4 septembre 2010 16h54 · Céline Lenoir
Pour quiconque voyage peu, ce tour du monde cinématographique est tout de même tout un périple.Très abordable, il nous emmène partout dans le monde.
Ces derniers jours, grâce à la pellicule, j'ai vu bien du pays. Tout d'abord, Montréal, ma ville natale présentée en "39 fragments" dans un magnifique documentaire rempli de poésie! Eh oui enfin!
Notre regard et notre attention sont attirés vers le côté humain et artistique des choses car c'est là que le cinéaste nous emmène.
Il y aura cette visite des immenses lieux d'entreposage où nous prenons conscience du laborieux travail accompli par les préposés au recyclage des rébuts de la ville.

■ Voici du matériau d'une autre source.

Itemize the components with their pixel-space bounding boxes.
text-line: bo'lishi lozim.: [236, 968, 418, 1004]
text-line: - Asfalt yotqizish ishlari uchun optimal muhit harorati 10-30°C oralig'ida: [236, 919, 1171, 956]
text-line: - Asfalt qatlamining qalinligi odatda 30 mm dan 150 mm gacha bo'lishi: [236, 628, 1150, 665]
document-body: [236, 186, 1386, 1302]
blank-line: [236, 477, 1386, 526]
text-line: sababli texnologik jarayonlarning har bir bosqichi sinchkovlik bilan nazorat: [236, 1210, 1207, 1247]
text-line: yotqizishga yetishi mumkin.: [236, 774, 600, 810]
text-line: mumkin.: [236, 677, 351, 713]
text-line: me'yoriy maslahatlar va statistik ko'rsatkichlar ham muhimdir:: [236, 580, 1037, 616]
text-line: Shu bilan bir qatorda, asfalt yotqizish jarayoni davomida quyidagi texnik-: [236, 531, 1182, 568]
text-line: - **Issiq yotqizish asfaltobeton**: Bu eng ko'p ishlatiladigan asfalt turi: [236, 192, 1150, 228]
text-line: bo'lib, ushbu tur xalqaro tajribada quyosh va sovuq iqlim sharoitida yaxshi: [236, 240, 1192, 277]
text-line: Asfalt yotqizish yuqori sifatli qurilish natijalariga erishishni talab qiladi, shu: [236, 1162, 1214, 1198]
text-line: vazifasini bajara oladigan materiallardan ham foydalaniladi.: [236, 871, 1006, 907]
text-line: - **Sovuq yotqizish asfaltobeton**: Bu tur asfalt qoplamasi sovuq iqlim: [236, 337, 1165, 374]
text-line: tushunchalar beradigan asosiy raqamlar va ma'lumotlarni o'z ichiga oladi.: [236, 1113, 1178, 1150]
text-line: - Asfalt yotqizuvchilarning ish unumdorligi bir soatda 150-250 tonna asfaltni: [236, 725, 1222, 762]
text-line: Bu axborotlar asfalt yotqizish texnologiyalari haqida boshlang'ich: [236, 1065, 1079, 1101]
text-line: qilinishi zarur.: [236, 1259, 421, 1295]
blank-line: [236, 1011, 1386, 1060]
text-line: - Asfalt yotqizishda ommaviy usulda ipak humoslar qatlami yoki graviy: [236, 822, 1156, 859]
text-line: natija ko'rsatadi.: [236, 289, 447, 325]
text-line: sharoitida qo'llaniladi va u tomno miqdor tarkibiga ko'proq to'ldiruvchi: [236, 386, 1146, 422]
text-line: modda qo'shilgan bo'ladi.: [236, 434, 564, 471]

Nous rendrons visite à certains organismes à vocation humanitaire. Parmi ceux qu'on nous présente, le plus remarquable de tous, apporte une aide concrète,simple et efficace aux pays d'amérique latine. Son leitmotiv: "Réparons des vélos, le plus de vélos possibles…"
Impossible de vivre sans musique et pour que la fête commence on se paie un concert de l'orchestre Pourpour qui fait valser enfants et adultes.La danse ne s'arrête pas là puisque tout au long du film nous suivons la démarche créative d'une chorégraphe et d'une danseuse pour la préparation d'un spectacle de danse contemporaine. Toutes deux amoureuses du geste et de l'expressivité, elles nous communiquent leur passion à travers la beauté des mouvements de cette chorégraphie.
Puisque la ville est animée par les mouvements de ceux qui l'habitent, les défilés et les fêtes comptent parmi les événements à souligner.Un défilé des Noëls du monde où se côtoient Pères Noel et Saint -Nicolas saura nous faire oublier pendant un moment, que l'Amérique a relégué ce dernier aux oubliettes. Les parents heureux de voir la joie de leurs enfants, semblent presque oublier qu'ils sont des adultes.
Montréal vue à travers le regard de ce cinéaste, nous apparaît comme une ville où règne la poésie et l'humanisme, une ville avec des espacesde nature. Nous l'oublions trop souvent!
D'abord il nous emmène au parc de La Visitation où vivent de nombreuses variétés d'oiseaux, qu'admire une visiteuse en poste d'observation. Puis nous voici près des étangs du jardin botanique où se cotoient petits rongeurs, oiseaux et palmipèdes aux couleurs chatoyantes.
Une autre protagoniste de ce film : la neige. Tenant presqu'un premier rôle puisque ce beau film commence et se termine en hiver par une journée enneigée.
Ce documentaire met l'accent sur la beauté de ce magnifique hiver qui donne la possibilité aux adultes comme aux enfants de s'amuser grâce à cette belle neige qu'il nous envoie. Il donne à penser que nous ne profitons pas assez des bienfaits de cette saison pour ne penser qu'aux inconvénients .. Toujours pressés et si stressés, nous en voyons rarement les avantages.
Le film terminé, j'ai vu quelques autres productions cinématographiques récentes qui m'ont fait voyager, cette fois, à travers le monde dans des époques et des lieux où je ne suis jamais allée et où il ne sera pas possible de me rendre.
Heureusement, il y a le FFM!
J'ai apprécié énormément "39 fragments d'urbanité" j'ajouterais "d'humanité"! C'est d'ailleurs ce mot que j'avais compris et retenu en choisissant mes films, avec une amie. Mais notre choix était excellent.Ce film urbain est très humain et je me suis vraiment laissée glisser à l'intérieur comme nous l'a si gentiment suggéré son réalisateur au cours de sa présentation !
J'adore le cinéma et les festivals de cinéma! Il fait souvent bon de vivre à Montréal, cette ville francophone, ouverte sur le monde! Surtout quand on y jette un regard semblable à celui de ce poète et, ce cinéaste d'ici, sensible à la beauté de l'univers et à la bonté des gens. J'apprécie son talent et sa persévérance et plus que tout, ses perceptions remplies d'espoir.